Nervousness around AI stocks reached a boiling point last week. Michael Burry, the investor who became famous for predicting the 2008 mortgage crisis, placed short positions on Nvidia and Palantir.
Burry’s claim that big tech companies polish their profits with accounting tricks by keeping depreciation artificially low briefly shook the market. But is his analysis correct?
Burry’s point centers on the depreciation timelines of data centers. Where companies used to depreciate their AI hardware over four years, they now stretch this to five or six years. This saves billions in costs in the short term. It sounds like deception, but there is a legitimate reason: the older Nvidia A100 chips from 2020 are still running at full capacity in the cloud. Algorithmic efficiency improvements keep older hardware productive for longer. What seemed impossible four years ago with certain chips is now feasible thanks to smarter software.
At the beginning
The market overreacted. CoreWeave fell 16 percent after delaying a single data center. This panic reveals a fundamental misunderstanding of where we stand in the AI revolution. McKinsey estimates that only 10 to 15 percent of potential AI applications have been implemented so far.
Look at the education sector: it is virtually unchanged despite the transformative potential of personalized AI learning. Or the government sector: AI adoption in the public sector is minimal even though efficiency gains could be astronomical. Healthcare, which accounts for 10 to 20 percent of GDP in developed countries, is still at the threshold of AI integration because regulatory barriers are only now beginning to shift.
The shortage of AI talent remains severe. Companies are fighting over scarce experts, with salaries skyrocketing. In a true bubble peak, talent becomes abundant because everyone reskills. Now the opposite is happening: universities cannot keep up with the demand for AI-trained graduates.
The real revolution has yet to begin
We have not yet seen the “killer apps” of AI. ChatGPT is impressive but remains a tool. The real transformation will come when AI agents autonomously perform complex tasks—from running full marketing campaigns to managing supply chains. This “agentic AI” is still in its infancy.
The multimodal revolution—AI that seamlessly combines text, images, video, and audio—is just beginning. Imagine AI attending a meeting, taking notes, pulling up relevant documents, preparing a presentation, and handling the follow-up. The technology exists in parts, but the integration has yet to be completed.
Robotics with an AI brain is on the verge of breaking through. Boston Dynamics robots can already dance, but robots that autonomously function in factories, hospitals, or homes? Those are coming, but they are not here yet. This convergence could transform entire sectors.
Skeptics are wrong
The productivity paradox—AI is everywhere except in economic statistics—is often cited as bubble evidence. But this is historically normal. With electricity, it took thirty years before it showed up in productivity numbers because factories had to be completely redesigned. We are seeing the same with AI: business processes must be fundamentally rethought, not just automated.
Venture capital continues to flow in—278 billion dollar in 2024. In true bubble peaks, capital dries up. Now we see the opposite: investors afraid of missing the boat. The difference compared to 2000? Back then people invested in companies without a business model. Now they invest in companies building real technology that are still searching for optimal applications.
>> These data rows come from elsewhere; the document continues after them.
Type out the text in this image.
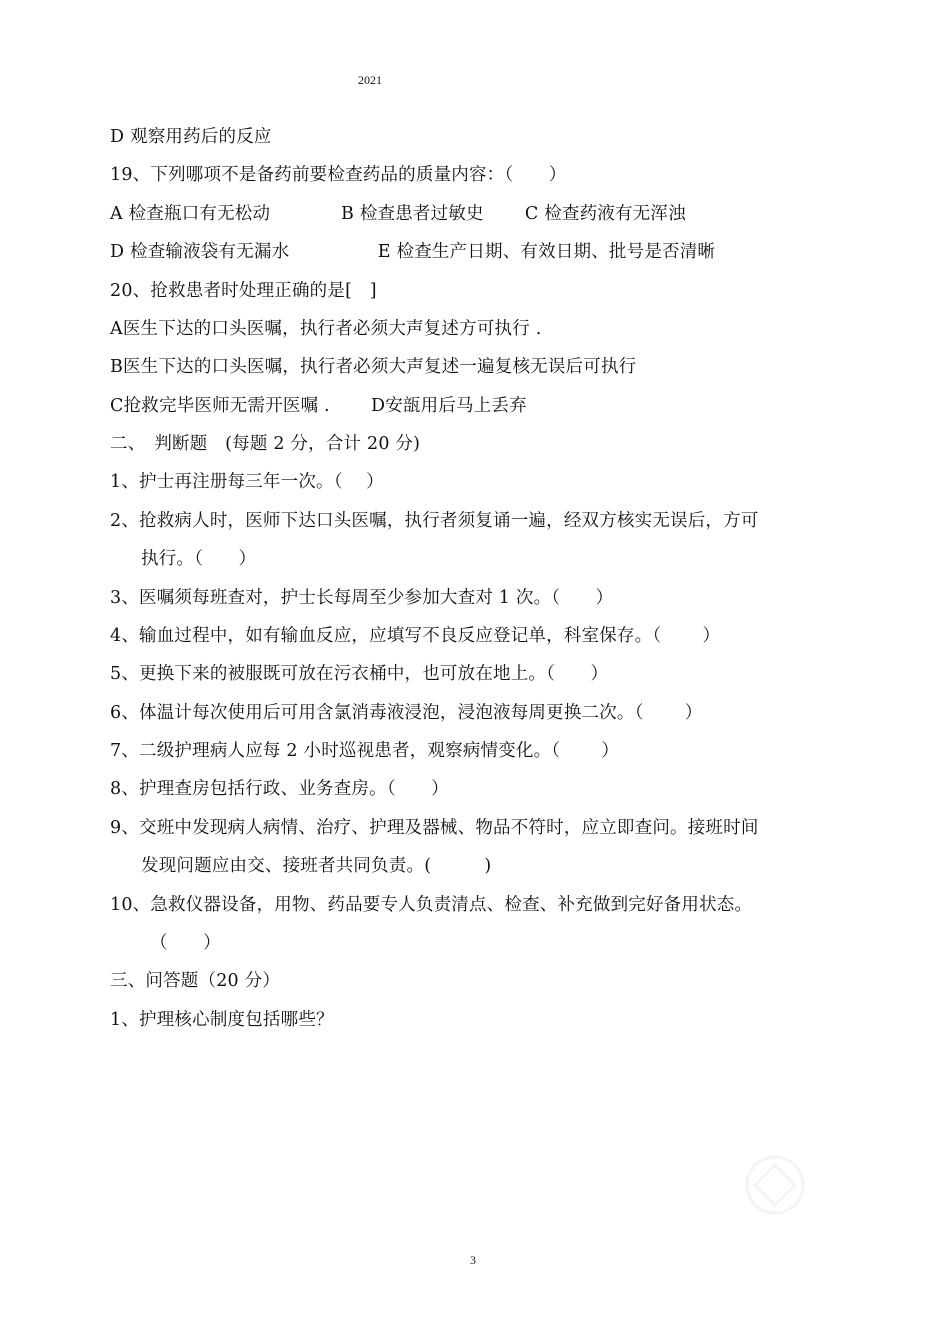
2021
D 观察用药后的反应
19、下列哪项不是备药前要检查药品的质量内容：（　　）
A 检查瓶口有无松动　　　　B 检查患者过敏史　　 C 检查药液有无浑浊
D 检查输液袋有无漏水　　　　　E 检查生产日期、有效日期、批号是否清晰
20、抢救患者时处理正确的是[　]
A医生下达的口头医嘱，执行者必须大声复述方可执行 .
B医生下达的口头医嘱，执行者必须大声复述一遍复核无误后可执行
C抢救完毕医师无需开医嘱 .　　 D安瓿用后马上丢弃
二、　判断题　(每题 2 分，合计 20 分)
1、护士再注册每三年一次。（　 ）
2、抢救病人时，医师下达口头医嘱，执行者须复诵一遍，经双方核实无误后，方可
执行。（　　）
3、医嘱须每班查对，护士长每周至少参加大查对 1 次。（　　）
4、输血过程中，如有输血反应，应填写不良反应登记单，科室保存。（　　 ）
5、更换下来的被服既可放在污衣桶中，也可放在地上。（　　）
6、体温计每次使用后可用含氯消毒液浸泡，浸泡液每周更换二次。（　　 ）
7、二级护理病人应每 2 小时巡视患者，观察病情变化。（　　 ）
8、护理查房包括行政、业务查房。（　　）
9、交班中发现病人病情、治疗、护理及器械、物品不符时，应立即查问。接班时间
发现问题应由交、接班者共同负责。(　　　)
10、急救仪器设备，用物、药品要专人负责清点、检查、补充做到完好备用状态。
（　　）
三、问答题（20 分）
1、护理核心制度包括哪些？
3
Brussels is working on AI legislation, Washington is still debating. Historically, bubbles often peak after regulation, when the rules are clear and the market matures. We are still in the wild west of AI.
Underrated factors
Scientific breakthroughs driven by AI are still missing. AlphaFold was impressive for protein folding, but the major breakthroughs in drug development, materials science, or nuclear fusion are still to come. Each breakthrough could trigger a new wave of investment.
New use cases are discovered weekly—from AI reading X-rays better than radiologists to AI analyzing legal contracts in seconds. In bubble peaks, applications are exhausted and companies desperately search for new markets. Now the opposite is true.
The geopolitical dimension guarantees long-term investment. The AI race between the US and China is existential. Both countries will continue investing regardless of market sentiment. This is not a normal market cycle but a technological arms race tied to national security.
Skepticism remains high, from academics warning about AI hype to CEOs who do not see the added value. This skepticism is healthy and typical of the middle phase of technological revolutions, not the end. Only when taxi drivers start giving AI stock tips should you worry.
The current nervousness mainly shows that we are in an in-between phase. The infrastructure has been built, the first applications are running, but the major societal impact is still ahead. With ChatGPT only two years old, corporate adoption still early, and transformative applications in development, we look more like year three of a ten-year revolution than the finish line. The question is not whether AI is a bubble, but how much growth is left before the inevitable correction comes. The arguments suggest: more than many think.
Han Dieperink is chief investment officer at Auréus Vermogensbeheer. Earlier in his career, he was chief investment officer at Rabobank and Schretlen & Co.